AmerenUE's Interruptible Rate: A History
In 1999, AmerenUE filed a stipulation and agreement (Case No. EO-96-15) that provided for the elimination of AmerenUE's Interruptible Power Rate (10M), among other things. It also provided that AmerenUE would implement a new tariff, the Voluntary Curtailment Rider. In 2000, a group of AmerenUE's industrial customers filed a pleading requesting that the commission open a case to investigate the establishment of an additional alternative rate option for AmerenUE's interruptible customers. The commission staff and AmerenUE filed pleadings opposing the application. The commission denied the industrial customers' pleading. At the time the rate was terminated, AmerenUE had four Missouri customers utilizing the rate. The four customers had a total nonfirm load of 47MW.
AmerenUE's and the commission staff's main objection to the 10M interruptible rate was the cost. Savings for customers on 10M amounted to $5/Kw-mo. At the time of the case, the average interruptible credit paid by other utilities in Missouri was $2.01/Kw-mo. By offering the Voluntary Curtailment Rider, AmerenUE was able to maintain much of the reliability benefit realized from the 10M rate.
The concept of the Voluntary Curtailment Rider is to provide customers the means to reduce their energy costs by bidding their ability to change their electricity demand characteristics. The generic name for this type of offering is demand bidding. The demand bidding approach offers customers a proactive role in energy markets and provides a greater ability to affect the price of electricity. Customers are offered price signals to reduce demand in return for a share of the benefits derived from that reduction. The result is that customers have the ability to trade their demand response capability and still have flexibility.
Another market based approach is real-time pricing (RTP). In May of 2000, a Retail Services Report article noted that "NERC suggest many users may be willing to absorb more price uncertainty, and even more supply uncertainty, in exchange for lower overall rates." A two-part RTP rate allows a portion of customers' load to be protected from price volatility while offering customers the opportunity to save money. In a two-part RTP rate, customers are refunded/charged at markets prices for deviations to their baseline.

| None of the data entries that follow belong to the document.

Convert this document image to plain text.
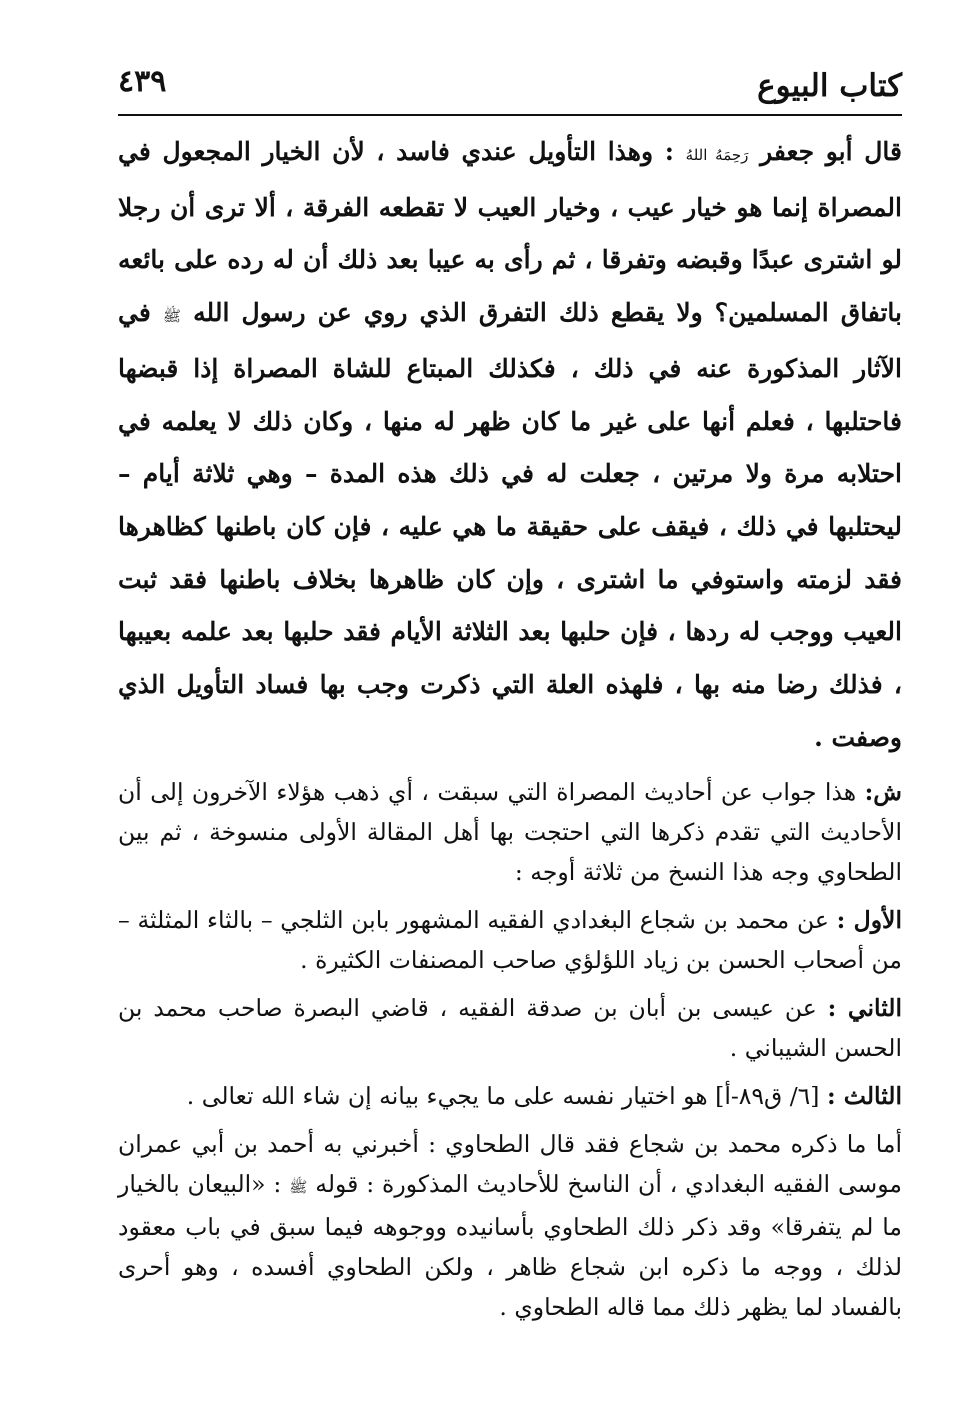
كتاب البيوع
٤٣٩

قال أبو جعفر رَحِمَهُ اللهُ : وهذا التأويل عندي فاسد ، لأن الخيار المجعول في المصراة إنما هو خيار عيب ، وخيار العيب لا تقطعه الفرقة ، ألا ترى أن رجلا لو اشترى عبدًا وقبضه وتفرقا ، ثم رأى به عيبا بعد ذلك أن له رده على بائعه باتفاق المسلمين؟ ولا يقطع ذلك التفرق الذي روي عن رسول الله ﷺ في الآثار المذكورة عنه في ذلك ، فكذلك المبتاع للشاة المصراة إذا قبضها فاحتلبها ، فعلم أنها على غير ما كان ظهر له منها ، وكان ذلك لا يعلمه في احتلابه مرة ولا مرتين ، جعلت له في ذلك هذه المدة – وهي ثلاثة أيام – ليحتلبها في ذلك ، فيقف على حقيقة ما هي عليه ، فإن كان باطنها كظاهرها فقد لزمته واستوفي ما اشترى ، وإن كان ظاهرها بخلاف باطنها فقد ثبت العيب ووجب له ردها ، فإن حلبها بعد الثلاثة الأيام فقد حلبها بعد علمه بعيبها ، فذلك رضا منه بها ، فلهذه العلة التي ذكرت وجب بها فساد التأويل الذي وصفت .

ش: هذا جواب عن أحاديث المصراة التي سبقت ، أي ذهب هؤلاء الآخرون إلى أن الأحاديث التي تقدم ذكرها التي احتجت بها أهل المقالة الأولى منسوخة ، ثم بين الطحاوي وجه هذا النسخ من ثلاثة أوجه :

الأول : عن محمد بن شجاع البغدادي الفقيه المشهور بابن الثلجي – بالثاء المثلثة – من أصحاب الحسن بن زياد اللؤلؤي صاحب المصنفات الكثيرة .

الثاني : عن عيسى بن أبان بن صدقة الفقيه ، قاضي البصرة صاحب محمد بن الحسن الشيباني .

الثالث : [٦/ ق٨٩-أ] هو اختيار نفسه على ما يجيء بيانه إن شاء الله تعالى .

أما ما ذكره محمد بن شجاع فقد قال الطحاوي : أخبرني به أحمد بن أبي عمران موسى الفقيه البغدادي ، أن الناسخ للأحاديث المذكورة : قوله ﷺ : «البيعان بالخيار ما لم يتفرقا» وقد ذكر ذلك الطحاوي بأسانيده ووجوهه فيما سبق في باب معقود لذلك ، ووجه ما ذكره ابن شجاع ظاهر ، ولكن الطحاوي أفسده ، وهو أحرى بالفساد لما يظهر ذلك مما قاله الطحاوي .
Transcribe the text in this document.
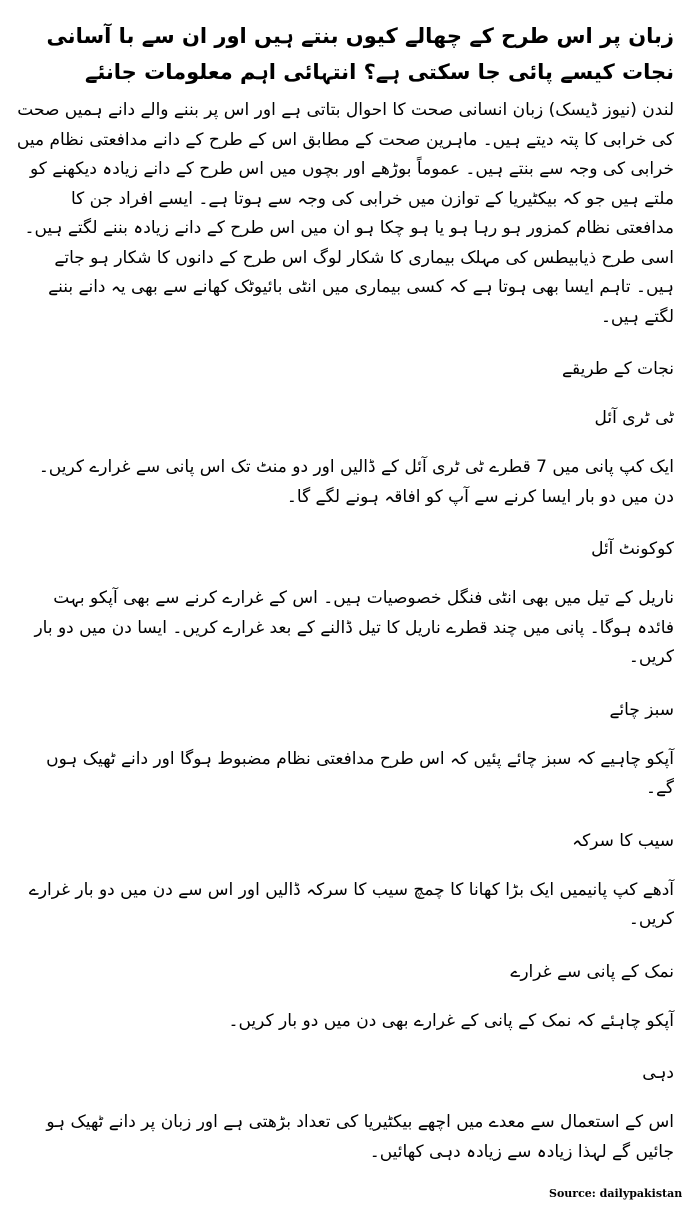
زبان پر اس طرح کے چھالے کیوں بنتے ہیں اور ان سے با آسانی نجات کیسے پائی جا سکتی ہے؟ انتہائی اہم معلومات جانئے
لندن (نیوز ڈیسک) زبان انسانی صحت کا احوال بتاتی ہے اور اس پر بننے والے دانے ہمیں صحت کی خرابی کا پتہ دیتے ہیں۔ ماہرین صحت کے مطابق اس کے طرح کے دانے مدافعتی نظام میں خرابی کی وجہ سے بنتے ہیں۔ عموماً بوڑھے اور بچوں میں اس طرح کے دانے زیادہ دیکھنے کو ملتے ہیں جو کہ بیکٹیریا کے توازن میں خرابی کی وجہ سے ہوتا ہے۔ ایسے افراد جن کا مدافعتی نظام کمزور ہو رہا ہو یا ہو چکا ہو ان میں اس طرح کے دانے زیادہ بننے لگتے ہیں۔ اسی طرح ذیابیطس کی مہلک بیماری کا شکار لوگ اس طرح کے دانوں کا شکار ہو جاتے ہیں۔ تاہم ایسا بھی ہوتا ہے کہ کسی بیماری میں انٹی بائیوٹک کھانے سے بھی یہ دانے بننے لگتے ہیں۔
نجات کے طریقے
ٹی ٹری آئل
ایک کپ پانی میں 7 قطرے ٹی ٹری آئل کے ڈالیں اور دو منٹ تک اس پانی سے غرارے کریں۔ دن میں دو بار ایسا کرنے سے آپ کو افاقہ ہونے لگے گا۔
کوکونٹ آئل
ناریل کے تیل میں بھی انٹی فنگل خصوصیات ہیں۔ اس کے غرارے کرنے سے بھی آپکو بہت فائدہ ہوگا۔ پانی میں چند قطرے ناریل کا تیل ڈالنے کے بعد غرارے کریں۔ ایسا دن میں دو بار کریں۔
سبز چائے
آپکو چاہیے کہ سبز چائے پئیں کہ اس طرح مدافعتی نظام مضبوط ہوگا اور دانے ٹھیک ہوں گے۔
سیب کا سرکہ
آدھے کپ پانیمیں ایک بڑا کھانا کا چمچ سیب کا سرکہ ڈالیں اور اس سے دن میں دو بار غرارے کریں۔
نمک کے پانی سے غرارے
آپکو چاہئے کہ نمک کے پانی کے غرارے بھی دن میں دو بار کریں۔
دہی
اس کے استعمال سے معدے میں اچھے بیکٹیریا کی تعداد بڑھتی ہے اور زبان پر دانے ٹھیک ہو جائیں گے لہذا زیادہ سے زیادہ دہی کھائیں۔
Source: dailypakistan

A drawback to the market approach is that depressed energy markets result in fewer opportunities for reducing demand while a regulated utility may be adding supply-side capacity to meet its resource needs. If designed and priced appropriately, an interruptible rate could reduce the amount of new supply-side resources needed and move interruptible resources from one of the last resources in the dispatch stack to a fully competitive alternative to supply. Along with demand bidding and real-time pricing, the proposed method has a "pay for performance" component. -M.W.